Follow the Dollars
Hilzoy has a nice take on the AP story about how executives at the banks that took bailout money earned $1.6 billion this year in bonuses.
The super-rich seem to me, during the past few decades, to have wafted off into their own alternate universe, in which of course they are entitled to have their employers pay them not just large salaries, not just multi-million dollar bonuses every year, but the bills for everything that ordinary people pay for; in which flying on public airlines seems to them the way taking the public buses seems to much of the middle class; in which any possible contact with what the rest of us take to be reality has been airbrushed away by vast quantities of money.

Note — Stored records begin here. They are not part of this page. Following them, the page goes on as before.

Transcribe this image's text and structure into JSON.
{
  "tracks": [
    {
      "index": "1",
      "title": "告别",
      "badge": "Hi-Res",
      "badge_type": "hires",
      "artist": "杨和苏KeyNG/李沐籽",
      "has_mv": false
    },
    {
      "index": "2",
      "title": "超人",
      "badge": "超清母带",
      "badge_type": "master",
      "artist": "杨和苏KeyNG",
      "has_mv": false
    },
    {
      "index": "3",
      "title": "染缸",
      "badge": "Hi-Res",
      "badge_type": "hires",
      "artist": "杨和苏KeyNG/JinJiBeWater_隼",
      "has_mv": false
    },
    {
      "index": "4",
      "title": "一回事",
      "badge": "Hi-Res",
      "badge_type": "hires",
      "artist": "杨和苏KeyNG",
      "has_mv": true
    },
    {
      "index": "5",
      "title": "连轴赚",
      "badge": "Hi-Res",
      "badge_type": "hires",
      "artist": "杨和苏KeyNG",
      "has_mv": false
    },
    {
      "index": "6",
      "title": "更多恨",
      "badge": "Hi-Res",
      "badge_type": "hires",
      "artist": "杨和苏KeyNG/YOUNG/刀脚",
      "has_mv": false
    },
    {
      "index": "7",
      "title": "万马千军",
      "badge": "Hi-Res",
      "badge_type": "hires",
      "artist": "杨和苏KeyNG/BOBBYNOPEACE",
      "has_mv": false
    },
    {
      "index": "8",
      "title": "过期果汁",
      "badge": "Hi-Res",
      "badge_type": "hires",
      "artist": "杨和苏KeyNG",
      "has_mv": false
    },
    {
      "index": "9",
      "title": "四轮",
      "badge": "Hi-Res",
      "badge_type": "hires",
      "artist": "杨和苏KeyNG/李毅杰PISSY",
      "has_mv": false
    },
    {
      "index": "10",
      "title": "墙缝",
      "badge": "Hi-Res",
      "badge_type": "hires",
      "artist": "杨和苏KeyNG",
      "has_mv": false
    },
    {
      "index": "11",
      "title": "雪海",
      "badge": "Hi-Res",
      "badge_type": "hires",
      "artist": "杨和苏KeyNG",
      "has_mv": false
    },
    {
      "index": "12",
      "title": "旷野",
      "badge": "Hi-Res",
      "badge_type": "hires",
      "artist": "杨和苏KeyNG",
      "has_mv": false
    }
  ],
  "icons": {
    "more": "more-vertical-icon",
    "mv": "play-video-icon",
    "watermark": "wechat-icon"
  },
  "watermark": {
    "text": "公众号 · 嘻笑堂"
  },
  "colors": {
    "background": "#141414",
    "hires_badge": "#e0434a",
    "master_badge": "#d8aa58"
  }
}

But I think she misses one key reason for the rise of companies paying for everything from limos to home security systems - taxes. If your company gives you $10k for your financial planner, the government will tax you on that as earned income. But if the company is just putting that person on retainer and then asking them to go talk to you the company can count it as a business expense and lower their tax liability. The fundamental problem of multi million dollar executives hasn't been that we are creating more of them - if a company wants to pay its CEO $100 million that is their business - it is that we have been systematically shifting the tax code over the years so that their tax bills have been going down even as their income goes up.
Equity-based compensation goes up, we reduce capital gains taxes. Cash bonuses rise, we drop the marginal tax rates on the high end of the scale. Employee perks multiply (the gold plating republicans like to rail about), we give corporations even more room to write them off. And all the while, the resources to help out the employees you are screwing over dry up.